Please consider contacting a service where you will be listened to and not judged. Lifeline, Samaritans, helplines, because bottling this up is dangerous for you. We all need support in these crisis situations, and you have done a good thing by posting here for a start. Well done for that. Please try not to judge yourself harshly - when the world is beating up on you, don't join in and victimise yourself too - you are already in enough pain. You can and will get through this.
Will things get better in years to come? All I can tell you is that was true for me, and I have lived much longer than you. You get older, you know better - we pick up a lot of experience along the way - and you do better because you know better.
Right now this learning curve is very harsh and painful for you. I understand that. The first four decades of my life were far more troubled and unhappy than the following three decades. None of us can know the future, for sure, though it is premature to regard it as hopeless at this stage of your life. What is certain is that you are in a lot of pain, an enormous amount, and you need careful support as you process it and restabalise your life.
I find comfort in an old Japanese proverb about the meaning of success: "fall down 99 times, get up once". I can absolutely tell you that in the course of life, I learned far far more from my failures than my successes, and that without my earlier failures, there wouldn't have been later success.

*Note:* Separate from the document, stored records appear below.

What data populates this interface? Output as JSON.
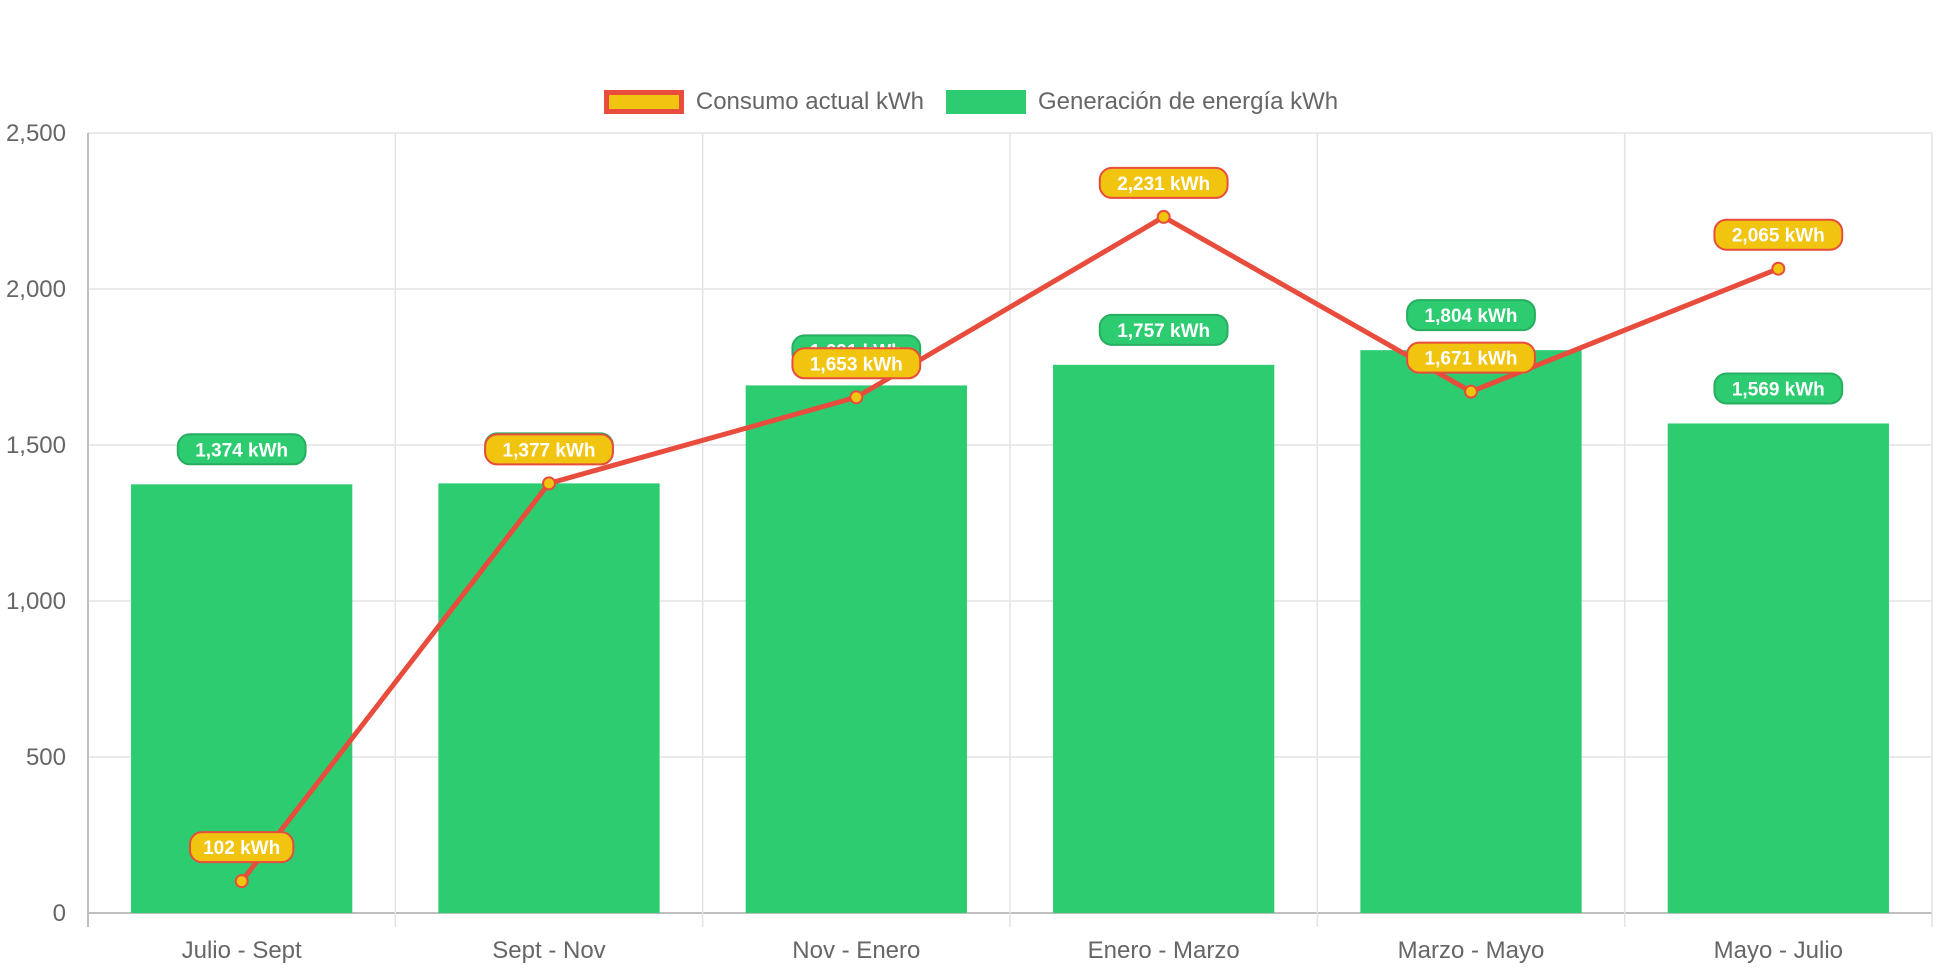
{
  "chart_data": {
    "type": "bar",
    "categories": [
      "Julio - Sept",
      "Sept - Nov",
      "Nov - Enero",
      "Enero - Marzo",
      "Marzo - Mayo",
      "Mayo - Julio"
    ],
    "series": [
      {
        "name": "Generación de energía kWh",
        "type": "bar",
        "values": [
          1374,
          1377,
          1691,
          1757,
          1804,
          1569
        ],
        "data_labels": [
          "1,374 kWh",
          "1,377 kWh",
          "1,691 kWh",
          "1,757 kWh",
          "1,804 kWh",
          "1,569 kWh"
        ],
        "color": "#2ecc71"
      },
      {
        "name": "Consumo actual kWh",
        "type": "line",
        "values": [
          102,
          1377,
          1653,
          2231,
          1671,
          2065
        ],
        "data_labels": [
          "102 kWh",
          "1,377 kWh",
          "1,653 kWh",
          "2,231 kWh",
          "1,671 kWh",
          "2,065 kWh"
        ],
        "color": "#e74c3c",
        "fill": "#f1c40f"
      }
    ],
    "ylim": [
      0,
      2500
    ],
    "yticks": [
      0,
      500,
      1000,
      1500,
      2000,
      2500
    ],
    "ytick_labels": [
      "0",
      "500",
      "1,000",
      "1,500",
      "2,000",
      "2,500"
    ],
    "grid": true,
    "legend_position": "top-center",
    "legend": [
      {
        "label": "Consumo actual kWh",
        "swatch_fill": "#f1c40f",
        "swatch_border": "#e74c3c"
      },
      {
        "label": "Generación de energía kWh",
        "swatch_fill": "#2ecc71",
        "swatch_border": "#2ecc71"
      }
    ],
    "title": "",
    "xlabel": "",
    "ylabel": ""
  }
}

When you are recovered from this traumatic set of events, it might be worth considering working with a career professional to identify your major strengths and the best niches for their use, and ways of playing to them. But for know, the most important thing is to be kind and gentle to yourself, don't get too isolated, and tread yourself with respect. Another old (and wise) maxim to bear in mind is that the only failure is never to try. So you haven't failed yet.
If you are unable for some reason to access a support line, then look for support in a group. Somewhere there will be a group for you and you will find welcome and support there.
A book that got me through a terrible time in my life, when I too was badly wounded, hurting and alone was Laura Day's "Welcome to Your Crisis" which I found in the library. She wrote it after suffering terrible circumstances which brought her to absolute despair, and it describes her journey to recovery. Not everyone's journey is the same, and hers was different from mine, though in every page I found connection, because she really did know how I was feeling (shattered, worn out, alone, hopeless) and she could communicate that understanding. She got me through it, a total stranger, so help can arrive in very different ways. Her encouragement and support led me to make some very life changing decisions that same day (as I read her book) which led me in a new and healing direction.
I wish you the same experience, ie finding that gateway from despair to hope, and going through it. You are clearly an articulate person and one who has great perseverance skills. These and other strong qualities will still be there when the pain diminishes. All the best for the future, and I feel for the pain you are currently in.